El jale había sido bueno. Buenos los dividendos. Ameritaba un pachangón. Y eso hizo, pero no terminó ese día ni el otro.
Ahí en la colonia era apreciado. Todos sabían que era narco. Todos lo querían: era una persona apacible, chaparro, moreno claro, citadino, sin estridencias ni escándalos en la cuadra.
Saludador y empalagoso. Pero no se metía con nadie. Al contrario, ayudaba a los de enseguida igual que a los de enfrente. Los niños coincidían con él en la calle y era para que empezaran juntos a patear la pelota o jugar béis.
Pero incluso era igual en sus pedas. No había en su conducta o de su gente actos de prepotencia o agandalle. Tampoco amenazas. Era uno más en el barrio, con la diferencia de que tenía mucha lana. Y poder.
En sus pachangonas no pasaba nada. Excepto que se emborrachaba, llegaba la banda y no se sabía a qué hora iba a terminar. La música podía continuar y los vecinos unirse al festejo. No pasaba de ahí.
Esa vez empezó temprano. Mandó comprar comida. Pidió como siempre la banda. Carpas, sillas, mesas y mucha cerveza. Esto tenemos que festejarlo. Y es que todo le había salido bien: mucho dinero, ninguna baja y todos contentos.
El primer día fue explosivamente reventado. Nada tenía fin y el rastro de la cerveza y la comida era una madeja interminable.
El segundo día fue de cansancio. La banda se fue porque sus integrantes ya no podían soplar. Y como si fuera una carrera de relevos le entregó el turno a otra para las próximas 36 horas.
Y el tercero fue de hartazgo. La comida, exquisita y en cantidades industriales, parecía un castigo divino. Los tomadores empezaron a menguar su carrera desenfrenada. Y los meseros habían desertado felices y extasiados, con paga y propina.
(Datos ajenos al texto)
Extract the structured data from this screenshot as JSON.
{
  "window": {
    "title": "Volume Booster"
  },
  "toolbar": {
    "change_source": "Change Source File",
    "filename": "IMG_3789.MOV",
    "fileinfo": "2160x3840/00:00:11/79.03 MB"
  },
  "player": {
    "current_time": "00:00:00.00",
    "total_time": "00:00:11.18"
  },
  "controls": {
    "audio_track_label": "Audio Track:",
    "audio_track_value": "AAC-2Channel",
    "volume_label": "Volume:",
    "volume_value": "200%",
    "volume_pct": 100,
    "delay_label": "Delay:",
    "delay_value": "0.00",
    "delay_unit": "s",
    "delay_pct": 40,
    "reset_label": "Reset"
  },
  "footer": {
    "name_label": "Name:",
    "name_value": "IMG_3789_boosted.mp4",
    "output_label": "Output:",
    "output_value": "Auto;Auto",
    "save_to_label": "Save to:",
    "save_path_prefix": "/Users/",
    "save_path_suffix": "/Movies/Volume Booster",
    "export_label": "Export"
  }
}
Solo quedaban el festejado y dos o tres de sus integrantes de su séquito. Seguían ahí, a media calle, bajo la carpa del centro y entre las sillas y mesas vacías. Solos ellos y la banda.
Los vecinos ya no podían. No habían dormido en dos días y ya iban por el tercero. Salían en las mañanas con las ojeras sombreándolo todo. Malhumorados, rumbo al trabajo, la escuela.
Entre ellos estaba el albañil. Dos noches irreconciliables con Morfeo y con el pípila de ese arduo trabajo encima de su nuca, encorvándole la existencia. Ya no puedo. No duermo ni me rinde en la chamba. Le confesó a su mujer, desesperado.
Este cabrón es muy buena onda. Pero ya va a cumplir tres días con su fiesta y nosotros en este infierno. Es buena onda y todo, sí. Pero ya estuvo bueno. Esa noche, la tercera, se acercó al vecino zigzagueando entre las mesas.
Estaba echado en esa silla, junto a uno de sus acompañantes. Traía una mirada torva y los ojos puestos en otro lugar. Una mueca que parecía sonrisa. Y una fiesta de doscientos cartones y quién sabe cuánto por la nariz y las venas.
Vecino ya estuvo bueno. Tengo dos noches sin descansar y no quiero que llegue la tercera. Por qué no le para y nos deja descansar. Digo, de favor. En buena onda.
El festejado lo vio como quien mira a un espectro y no le hace caso. Arrugó la cara. Quiero descansar, amigo. Écheme la mano: quiero descansar.
¿Quieres descansar?, le dijo, con voz espesa y la mirada enferma. Pues descansa: sacó la pistola y le jaló dos veces. Cuando vio la sangre y al albañil tirado se le quitó la peda. Le pidió perdón a la viuda y le dejó mucho dinero.
El vecino se fue de ahí para no volver. Con el dinero la vecina pagó la casa. Y también el funeral de su marido.
Artículo publicado el 23 de junio de 2024 en la edición 1117 del semanario Ríodoce.